Aakash Gupta@aakashgupta
Let me explain exactly why your phone seems to read your thoughts, because the real answer is more invasive than telepathy.
Every time you open a website or app, a real-time bidding auction fires in under 100 milliseconds. Your GPS coordinates, browsing history, device fingerprint, age, gender, income bracket, and hundreds of inferred interest categories get packaged into a “bid request” and broadcast to hundreds of companies simultaneously. One company wins the ad slot. All of them keep the data.
This happens thousands of times per day per person. A 2018 New York Times investigation found 75 companies pulling precise location data from apps, with some users tracked up to 14,000 times in 24 hours.
In 2012, a Target statistician identified 25 products that, purchased in combination, could predict a customer was pregnant and estimate her due date. A teenager’s father discovered she was pregnant because Target sent baby coupons to the house before she told anyone. That was one retailer. Store receipts only. Fourteen years ago.

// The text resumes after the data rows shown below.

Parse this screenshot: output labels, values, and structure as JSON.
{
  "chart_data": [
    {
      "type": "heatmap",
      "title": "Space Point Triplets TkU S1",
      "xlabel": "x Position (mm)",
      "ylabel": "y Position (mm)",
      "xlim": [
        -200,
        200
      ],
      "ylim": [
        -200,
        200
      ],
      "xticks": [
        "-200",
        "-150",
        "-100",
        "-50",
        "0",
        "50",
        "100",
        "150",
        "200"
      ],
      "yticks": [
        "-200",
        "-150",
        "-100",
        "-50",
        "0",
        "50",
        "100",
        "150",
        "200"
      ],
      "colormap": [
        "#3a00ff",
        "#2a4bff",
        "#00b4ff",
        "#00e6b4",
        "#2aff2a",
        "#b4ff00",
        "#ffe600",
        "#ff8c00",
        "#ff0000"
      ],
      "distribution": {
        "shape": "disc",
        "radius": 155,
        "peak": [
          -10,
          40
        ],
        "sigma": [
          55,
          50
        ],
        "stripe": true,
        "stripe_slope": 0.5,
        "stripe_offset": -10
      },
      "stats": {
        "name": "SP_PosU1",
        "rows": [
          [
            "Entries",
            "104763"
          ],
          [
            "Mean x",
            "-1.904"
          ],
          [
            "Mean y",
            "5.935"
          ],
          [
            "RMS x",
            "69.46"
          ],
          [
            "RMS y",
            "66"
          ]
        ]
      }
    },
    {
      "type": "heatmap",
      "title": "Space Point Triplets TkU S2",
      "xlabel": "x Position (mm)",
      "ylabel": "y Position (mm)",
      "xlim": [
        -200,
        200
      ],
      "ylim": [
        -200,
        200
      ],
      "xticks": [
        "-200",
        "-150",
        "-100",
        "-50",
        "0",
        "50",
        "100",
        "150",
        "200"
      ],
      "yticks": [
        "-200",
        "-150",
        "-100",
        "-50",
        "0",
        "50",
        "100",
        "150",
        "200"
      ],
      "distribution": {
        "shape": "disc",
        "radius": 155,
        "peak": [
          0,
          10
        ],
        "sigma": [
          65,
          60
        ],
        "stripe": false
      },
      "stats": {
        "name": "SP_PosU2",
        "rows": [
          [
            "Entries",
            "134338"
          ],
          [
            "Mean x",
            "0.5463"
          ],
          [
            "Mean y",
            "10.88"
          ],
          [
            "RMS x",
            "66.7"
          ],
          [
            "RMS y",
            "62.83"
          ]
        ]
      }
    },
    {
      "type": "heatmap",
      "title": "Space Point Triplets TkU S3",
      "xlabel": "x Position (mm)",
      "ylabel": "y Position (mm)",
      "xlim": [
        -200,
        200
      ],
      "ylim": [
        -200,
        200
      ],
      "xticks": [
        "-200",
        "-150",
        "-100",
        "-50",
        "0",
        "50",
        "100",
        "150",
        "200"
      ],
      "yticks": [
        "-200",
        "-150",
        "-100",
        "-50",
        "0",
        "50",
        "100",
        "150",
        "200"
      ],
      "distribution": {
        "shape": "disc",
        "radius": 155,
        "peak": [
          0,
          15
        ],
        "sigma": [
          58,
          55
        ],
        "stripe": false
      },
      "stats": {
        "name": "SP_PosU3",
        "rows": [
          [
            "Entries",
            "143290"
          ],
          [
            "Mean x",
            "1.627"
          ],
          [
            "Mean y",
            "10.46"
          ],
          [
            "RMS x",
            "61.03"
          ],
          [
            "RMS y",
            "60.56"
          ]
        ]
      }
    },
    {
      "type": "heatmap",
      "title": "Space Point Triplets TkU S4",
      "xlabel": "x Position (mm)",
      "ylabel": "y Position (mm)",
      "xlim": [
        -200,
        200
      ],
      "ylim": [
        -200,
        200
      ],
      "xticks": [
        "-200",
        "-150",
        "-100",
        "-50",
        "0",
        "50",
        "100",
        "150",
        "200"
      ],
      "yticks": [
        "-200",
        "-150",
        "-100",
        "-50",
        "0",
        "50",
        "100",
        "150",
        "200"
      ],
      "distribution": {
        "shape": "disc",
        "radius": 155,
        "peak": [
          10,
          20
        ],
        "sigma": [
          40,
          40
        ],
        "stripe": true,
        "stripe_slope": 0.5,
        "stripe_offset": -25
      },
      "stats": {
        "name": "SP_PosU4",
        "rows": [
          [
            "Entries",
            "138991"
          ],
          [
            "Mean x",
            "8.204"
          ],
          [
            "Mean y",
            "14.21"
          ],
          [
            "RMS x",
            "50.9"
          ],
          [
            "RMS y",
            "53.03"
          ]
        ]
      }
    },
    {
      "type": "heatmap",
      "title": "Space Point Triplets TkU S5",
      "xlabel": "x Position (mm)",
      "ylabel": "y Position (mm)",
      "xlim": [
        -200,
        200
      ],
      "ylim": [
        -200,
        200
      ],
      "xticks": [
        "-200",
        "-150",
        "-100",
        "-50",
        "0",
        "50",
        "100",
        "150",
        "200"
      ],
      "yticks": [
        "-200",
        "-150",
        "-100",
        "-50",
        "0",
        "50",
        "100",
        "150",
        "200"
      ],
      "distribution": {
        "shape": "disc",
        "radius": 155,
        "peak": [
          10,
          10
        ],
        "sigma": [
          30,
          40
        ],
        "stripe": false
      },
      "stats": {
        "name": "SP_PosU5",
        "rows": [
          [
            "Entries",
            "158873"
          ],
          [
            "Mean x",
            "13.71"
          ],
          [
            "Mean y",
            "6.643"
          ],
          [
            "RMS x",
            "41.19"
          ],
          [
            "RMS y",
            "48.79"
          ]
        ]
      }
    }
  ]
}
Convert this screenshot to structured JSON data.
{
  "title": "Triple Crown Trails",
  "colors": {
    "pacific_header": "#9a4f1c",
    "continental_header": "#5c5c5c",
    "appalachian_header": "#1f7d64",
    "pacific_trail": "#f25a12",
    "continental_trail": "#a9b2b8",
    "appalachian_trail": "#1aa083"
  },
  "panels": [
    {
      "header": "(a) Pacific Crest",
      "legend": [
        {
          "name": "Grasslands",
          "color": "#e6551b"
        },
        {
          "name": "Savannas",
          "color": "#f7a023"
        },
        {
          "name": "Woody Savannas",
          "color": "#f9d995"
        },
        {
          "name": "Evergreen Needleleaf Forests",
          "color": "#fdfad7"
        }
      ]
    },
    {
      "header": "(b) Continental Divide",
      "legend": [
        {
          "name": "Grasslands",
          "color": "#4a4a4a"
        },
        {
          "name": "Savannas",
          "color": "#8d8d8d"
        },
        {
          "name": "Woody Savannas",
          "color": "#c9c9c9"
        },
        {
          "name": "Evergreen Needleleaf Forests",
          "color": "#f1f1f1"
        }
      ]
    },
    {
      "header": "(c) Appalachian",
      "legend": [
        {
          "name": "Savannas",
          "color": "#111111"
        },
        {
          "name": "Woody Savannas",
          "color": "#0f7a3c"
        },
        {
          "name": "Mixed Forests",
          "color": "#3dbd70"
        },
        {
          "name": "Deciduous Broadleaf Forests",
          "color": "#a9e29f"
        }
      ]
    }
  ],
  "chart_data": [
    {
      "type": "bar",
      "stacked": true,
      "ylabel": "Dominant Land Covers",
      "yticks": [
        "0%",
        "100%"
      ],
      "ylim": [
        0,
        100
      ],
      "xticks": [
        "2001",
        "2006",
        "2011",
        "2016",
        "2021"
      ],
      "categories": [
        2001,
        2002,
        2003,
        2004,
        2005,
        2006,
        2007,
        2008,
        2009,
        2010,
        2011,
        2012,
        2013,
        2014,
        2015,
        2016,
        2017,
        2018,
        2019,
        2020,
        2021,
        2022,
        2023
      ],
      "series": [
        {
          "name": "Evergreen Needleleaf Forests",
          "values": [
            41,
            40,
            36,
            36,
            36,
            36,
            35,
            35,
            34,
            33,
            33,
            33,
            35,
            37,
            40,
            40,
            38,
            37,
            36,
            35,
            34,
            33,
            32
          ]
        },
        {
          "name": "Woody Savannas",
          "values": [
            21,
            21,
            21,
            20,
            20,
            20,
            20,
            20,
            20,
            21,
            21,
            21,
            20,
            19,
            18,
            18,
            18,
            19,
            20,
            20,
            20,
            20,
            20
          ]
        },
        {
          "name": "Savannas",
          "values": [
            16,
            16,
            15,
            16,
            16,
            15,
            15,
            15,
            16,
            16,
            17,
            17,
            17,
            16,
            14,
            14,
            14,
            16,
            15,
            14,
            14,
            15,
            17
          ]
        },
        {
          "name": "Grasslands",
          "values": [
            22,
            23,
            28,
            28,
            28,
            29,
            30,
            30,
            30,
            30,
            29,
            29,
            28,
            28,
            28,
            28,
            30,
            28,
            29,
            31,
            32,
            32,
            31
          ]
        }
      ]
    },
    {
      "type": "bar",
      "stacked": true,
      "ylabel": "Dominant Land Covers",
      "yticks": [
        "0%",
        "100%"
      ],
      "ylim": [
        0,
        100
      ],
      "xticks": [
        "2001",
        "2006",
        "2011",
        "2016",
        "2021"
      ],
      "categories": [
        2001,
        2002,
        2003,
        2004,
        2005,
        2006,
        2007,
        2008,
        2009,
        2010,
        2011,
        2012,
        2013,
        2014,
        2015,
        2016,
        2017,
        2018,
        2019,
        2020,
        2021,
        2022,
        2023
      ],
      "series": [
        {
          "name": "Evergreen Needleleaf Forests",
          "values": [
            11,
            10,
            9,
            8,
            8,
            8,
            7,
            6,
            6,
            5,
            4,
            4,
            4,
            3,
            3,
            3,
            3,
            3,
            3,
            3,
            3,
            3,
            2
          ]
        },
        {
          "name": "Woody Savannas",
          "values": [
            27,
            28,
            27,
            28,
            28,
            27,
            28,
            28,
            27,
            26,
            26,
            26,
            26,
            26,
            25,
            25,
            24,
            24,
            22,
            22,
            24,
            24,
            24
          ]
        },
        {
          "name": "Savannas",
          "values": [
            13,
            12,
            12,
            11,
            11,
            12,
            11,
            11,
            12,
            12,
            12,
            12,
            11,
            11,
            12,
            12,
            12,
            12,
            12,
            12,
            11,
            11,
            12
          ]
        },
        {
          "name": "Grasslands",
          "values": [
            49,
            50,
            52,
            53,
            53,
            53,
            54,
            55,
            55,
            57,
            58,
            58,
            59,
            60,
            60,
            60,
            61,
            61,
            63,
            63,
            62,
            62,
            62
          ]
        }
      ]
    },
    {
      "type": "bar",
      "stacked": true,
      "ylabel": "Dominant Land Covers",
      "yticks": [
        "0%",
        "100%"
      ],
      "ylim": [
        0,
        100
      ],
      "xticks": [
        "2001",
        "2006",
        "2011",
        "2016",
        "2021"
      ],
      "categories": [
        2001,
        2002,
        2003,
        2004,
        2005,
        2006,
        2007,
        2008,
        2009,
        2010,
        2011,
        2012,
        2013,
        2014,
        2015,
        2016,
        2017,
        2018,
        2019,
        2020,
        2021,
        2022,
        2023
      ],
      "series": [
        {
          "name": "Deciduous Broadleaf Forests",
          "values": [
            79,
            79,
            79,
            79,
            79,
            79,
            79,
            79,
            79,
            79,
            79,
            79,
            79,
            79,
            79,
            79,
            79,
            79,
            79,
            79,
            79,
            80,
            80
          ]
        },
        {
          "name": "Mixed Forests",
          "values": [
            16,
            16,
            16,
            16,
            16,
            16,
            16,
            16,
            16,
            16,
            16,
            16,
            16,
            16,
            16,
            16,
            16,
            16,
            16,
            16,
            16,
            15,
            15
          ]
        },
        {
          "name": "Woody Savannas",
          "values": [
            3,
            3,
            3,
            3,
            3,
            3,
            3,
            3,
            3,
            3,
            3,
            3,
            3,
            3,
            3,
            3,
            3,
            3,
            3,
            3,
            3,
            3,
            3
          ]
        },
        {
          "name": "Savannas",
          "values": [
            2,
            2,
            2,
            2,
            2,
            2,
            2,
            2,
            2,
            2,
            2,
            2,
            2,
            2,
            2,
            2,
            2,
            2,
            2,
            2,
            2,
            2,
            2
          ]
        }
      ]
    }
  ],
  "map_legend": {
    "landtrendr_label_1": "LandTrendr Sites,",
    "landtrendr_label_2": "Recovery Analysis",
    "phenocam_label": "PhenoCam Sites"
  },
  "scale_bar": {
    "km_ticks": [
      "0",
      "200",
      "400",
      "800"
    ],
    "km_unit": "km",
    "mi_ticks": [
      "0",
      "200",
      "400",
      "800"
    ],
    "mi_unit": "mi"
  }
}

Now scale that. Your phone pings GPS while you sleep. Data brokers link your phone, laptop, and tablet through probabilistic matching of IP addresses, WiFi networks, and behavioral patterns without you ever logging in. The FTC caught two brokers in 2024 categorizing people by visits to reproductive health clinics, political protests, and religious services, then selling those profiles to law enforcement.
The algorithm doesn’t hear your thoughts. It compares your behavioral fingerprint against millions of similar profiles and predicts your next interest before you’re consciously aware of it. It makes hundreds of predictions per day. You ignore the misses. The five hits feel like telepathy.
You paid for the phone. You pay for the data plan. You generate the signal. And every time a page loads, your identity gets auctioned to the highest bidder before the content even renders.
They called it “personalized advertising” because “real-time mass surveillance funded by the people being surveilled” doesn’t fit on a consent banner.